Das Rekursgericht hat wohl der Rechtsfrage, ob und inwieweit für die Bezüge (Aufwandsentschädigungen) eines öffentlichen Mandatars die Exekutionsbeschränkungen nach dem Lohnpfändungsgesetz gelten, zu Recht die im § 528 Abs 1 ZPO umschriebene erhebliche Bedeutung beigemessen. Die in JBl 1956, 450 auch unter Hinweis auf die deutsche Lehre zu der dem § 3 Z 3 LPfG gleichlautende Vorschrift des § 850 a Z 3 dZPO geäußerte Ansicht, die Aufwandsentschädigung des Bürgermeisters einer Gemeinde bilde einen nach § 3 Z 3 LPfG unpfändbaren Bezug, wurde in EvBl 1967/320 nicht aufrecht gehalten und die Frage dort dahin beantwortet, daß auf die Aufwandsentschädigung eines Landtagsabgeordneten das Lohnpfändungsgesetz nicht anzuwenden sei, weil es sich um kein Arbeitseinkommen iSd § 1 LPfG handle. Die Lehre pflichtete der späteren Entscheidung bei (Heller-Berger-Stix 1960 f).
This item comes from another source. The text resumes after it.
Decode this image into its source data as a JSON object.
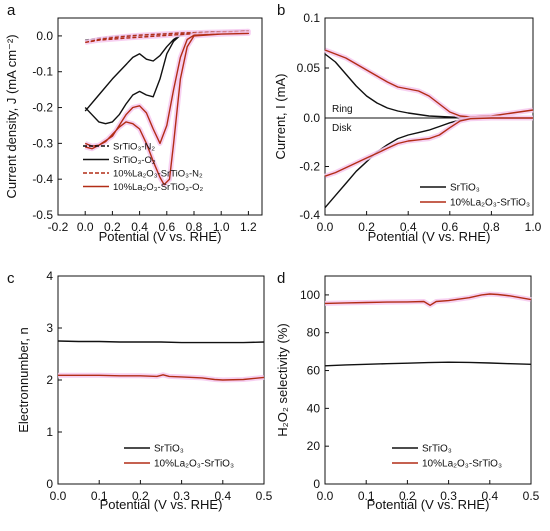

Der Revisionsrekurs ist aber nur unter der weiteren Voraussetzung zulässig, daß die Entscheidung auch tatsächlich von der Lösung einer Rechtsfrage von erheblicher Bedeutung abhängt, daß es also der Beantwortung der Frage bedarf, um die anstehende Entscheidung richtig treffen zu können. Dies ist hier deshalb nicht der Fall, weil die betreibende Partei nicht etwa die Forderungen des Verpflichteten aus seinem Arbeitsverhältnis zur Gemeinde ohne Bedachtnahme auf den Pfändungsschutz nach dem Lohnpfändungsgesetz in Exekution zog, (wozu sie den die Pfändungsfreiheit begründenden Sachverhalt schon im Antrag zu behaupten und zu bescheinigen, also etwa darzutun gehabt hätte, daß der Verpflichtete als Bürgermeister Vergütungen nur zu einem unwesentlichen Teil seiner Erwerbstätigkeit beziehe,) sondern sich selbst den Beschränkungen nach dem Lohnpfändungsgesetz unterworfen hat. Der Rechtspfleger hatte von den Angaben im Antrag auszugehen, wonach der Verpflichtete angeblich eine Forderung auf Bezüge als Bürgermeister gegen die Gemeinde besitzt, und durfte den Antrag auch nicht in weiterem Umfang als beantragt bewilligen. Dies geschah auch nicht. Die Bezüge aus einem Arbeitsverhältnis (iSd § 1 Abs 2 LPfG) wurden mit dem vom Rekursgericht wieder hergestellten Exekutionsbewilligungsbeschluß antragsgemäß nur mit den sich aus dem Lohnpfändungsgesetz ergebenden Beschränkungen, also etwa auch der des § 3 Z 3 LPfG, daß (echte) Aufwandsentschädigungen davon nicht erfaßt sind, gepfändet und überwiesen.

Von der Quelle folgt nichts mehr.